The pump jacks take on a zoological aesthetic, how did your framing reinforce that?
Showing mostly individual pump jacks or small groups of them gives a feeling of observing actual characters. Their shape and movement has something inherently animalistic, that’s probably the reason why people also call them nodding donkeys. There is a phenomenon called pareidolia, which describes essentially what happens when we recognize a face in an electrical outlet or a human outline in a cloud. As humans we are prone to see familiar things in random shapes or patterns, which certainly helps to enhance this effect in our video.

What obstacles did you encounter photographing at night?
Working together certainly helps to feel safer at night, but it still is somewhat scary at times.
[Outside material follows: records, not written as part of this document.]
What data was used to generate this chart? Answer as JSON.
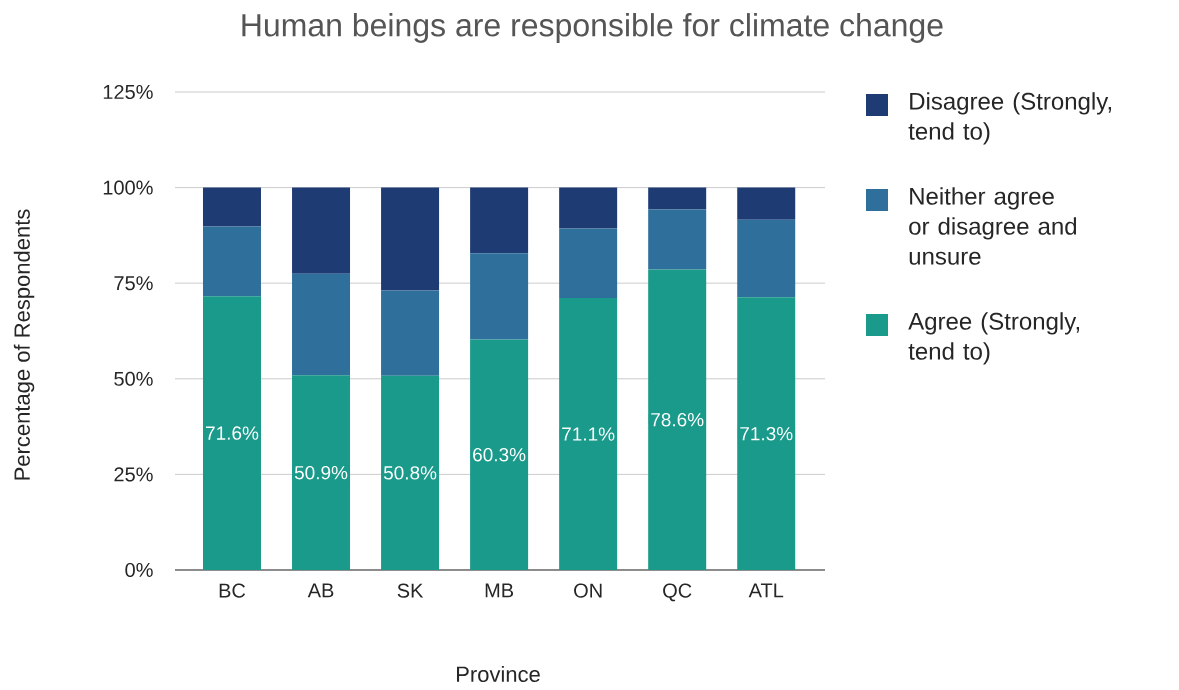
{
  "chart_data": {
    "type": "bar",
    "title": "Human beings are responsible for climate change",
    "xlabel": "Province",
    "ylabel": "Percentage of Respondents",
    "categories": [
      "BC",
      "AB",
      "SK",
      "MB",
      "ON",
      "QC",
      "ATL"
    ],
    "stacked": true,
    "series": [
      {
        "name": "Agree (Strongly, tend to)",
        "color": "#1a9a8a",
        "values": [
          71.6,
          50.9,
          50.8,
          60.3,
          71.1,
          78.6,
          71.3
        ],
        "value_labels": [
          "71.6%",
          "50.9%",
          "50.8%",
          "60.3%",
          "71.1%",
          "78.6%",
          "71.3%"
        ]
      },
      {
        "name": "Neither agree or disagree and unsure",
        "color": "#2e6f9b",
        "values": [
          18.2,
          26.6,
          22.3,
          22.5,
          18.2,
          15.7,
          20.3
        ]
      },
      {
        "name": "Disagree (Strongly, tend to)",
        "color": "#1f3b73",
        "values": [
          10.2,
          22.5,
          26.9,
          17.2,
          10.7,
          5.7,
          8.4
        ]
      }
    ],
    "ylim": [
      0,
      125
    ],
    "yticks": [
      {
        "value": 0,
        "label": "0%"
      },
      {
        "value": 25,
        "label": "25%"
      },
      {
        "value": 50,
        "label": "50%"
      },
      {
        "value": 75,
        "label": "75%"
      },
      {
        "value": 100,
        "label": "100%"
      },
      {
        "value": 125,
        "label": "125%"
      }
    ],
    "grid": "y",
    "legend": "right"
  }
}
At least in densely populated areas like Southern California there is no dead of night, there is always something happening, making sounds, crawling around. And that just triggers your imagination. What is out there? Is it dangerous? The biggest fear at any given moment though was that the police would come and question what we are doing, which happened a few times. Especially in residential areas we would try to be as quick as possible before we would be asked to leave.
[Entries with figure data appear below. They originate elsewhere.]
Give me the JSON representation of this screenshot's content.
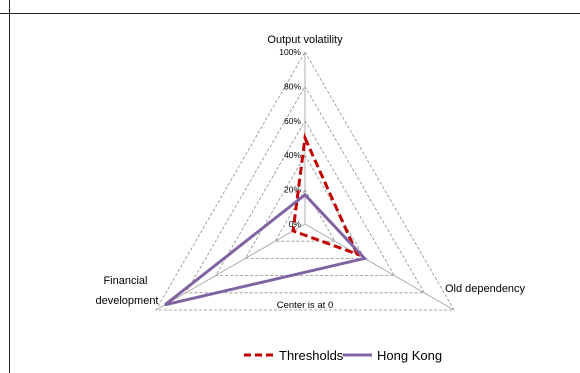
{
  "chart_data": {
    "type": "radar",
    "axes": [
      "Output volatility",
      "Old dependency",
      "Financial development"
    ],
    "ticks": [
      "0%",
      "20%",
      "40%",
      "60%",
      "80%",
      "100%"
    ],
    "rlim": [
      0,
      100
    ],
    "annotation": "Center is at 0",
    "series": [
      {
        "name": "Thresholds",
        "values": [
          50,
          35,
          8
        ],
        "color": "#c00000",
        "style": "dashed"
      },
      {
        "name": "Hong Kong",
        "values": [
          17,
          40,
          94
        ],
        "color": "#8064a2",
        "style": "solid"
      }
    ],
    "legend_position": "bottom",
    "grid": true
  },
  "colors": {
    "grid": "#8c8c8c",
    "spoke": "#a6a6a6",
    "rule": "#222222"
  }
}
How does your collaboration unfold in the field, are you both framing images?
Işık mostly operates the camera while Thomas scouts for different angles or pretends that the engine of our car broke down so we could film from the side of the road. We always discuss framing and decide together how or what to change in a scene, try to refine framing and check for details in the frames together. It is a very fun process and sometimes we dance or do squats while the camera is recording.

What were the determining factors for which areas to photograph?
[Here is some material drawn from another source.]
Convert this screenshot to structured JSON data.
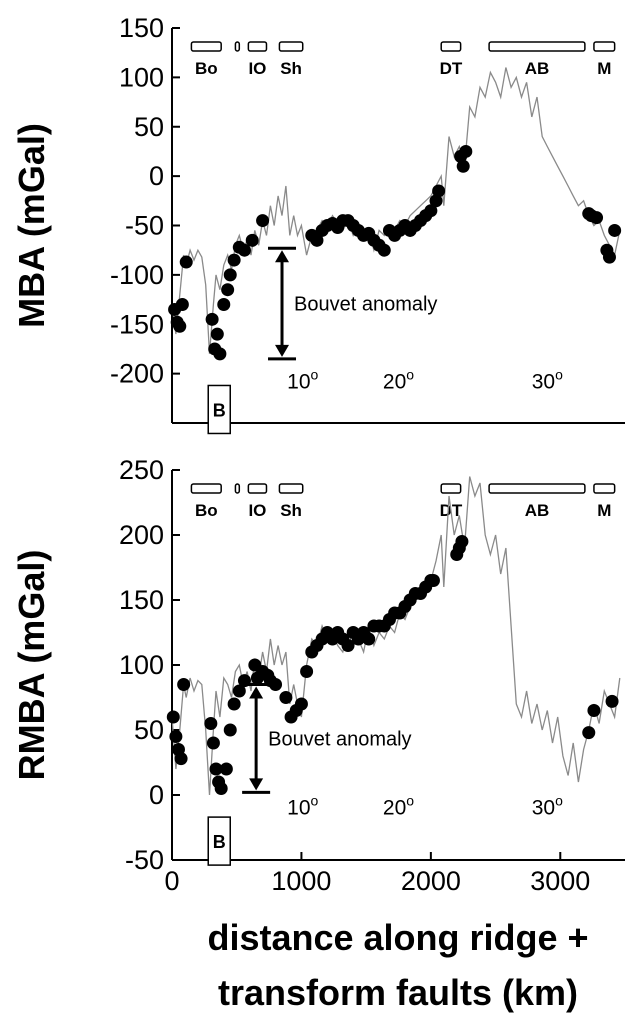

In 2020 LA Times published an article with a map by Ryan Menezes and Mark Olalde that shows every single active and idle oil well in California. We used their map to identify clusters in greater Los Angeles that we would work our way through over the course of a night. It was clear relatively quickly that for us the most interesting frames were those that show the extreme proximity of extraction and everyday life and so we focused on clusters in populated areas. However, we did drive out to work in remote oilfields as well, closer to Bakersfield for example, but we ended up never using that material.

Tell us about the heliographs and why this was important to this body of work.
Crude Aesthetics was created as an installation that addresses the direct connections between visibility, photography, and petroleum. What is known to be the first photograph in history, Joseph Nicéphore Niépce’s View from the Window at Le Gras, was created using bitumen, a naturally occurring petroleum tar which hardens in proportion to its exposure to light. To recreate this historic photographic process, we used tar collected from La Brea Tar Pits in Los Angeles to print photographs of the USA’s cultural elements that are deeply embedded in excess oil consumption, such as suburbs, drive-throughs, interstate systems, overcrowded parking lots of shopping malls, and Carvana “vehicle vending machines”. Fixing these images with petroleum on a polished, mirror-like aluminum surface allows the viewers to see their own reflection on this raw material and the images of a culture shaped by it.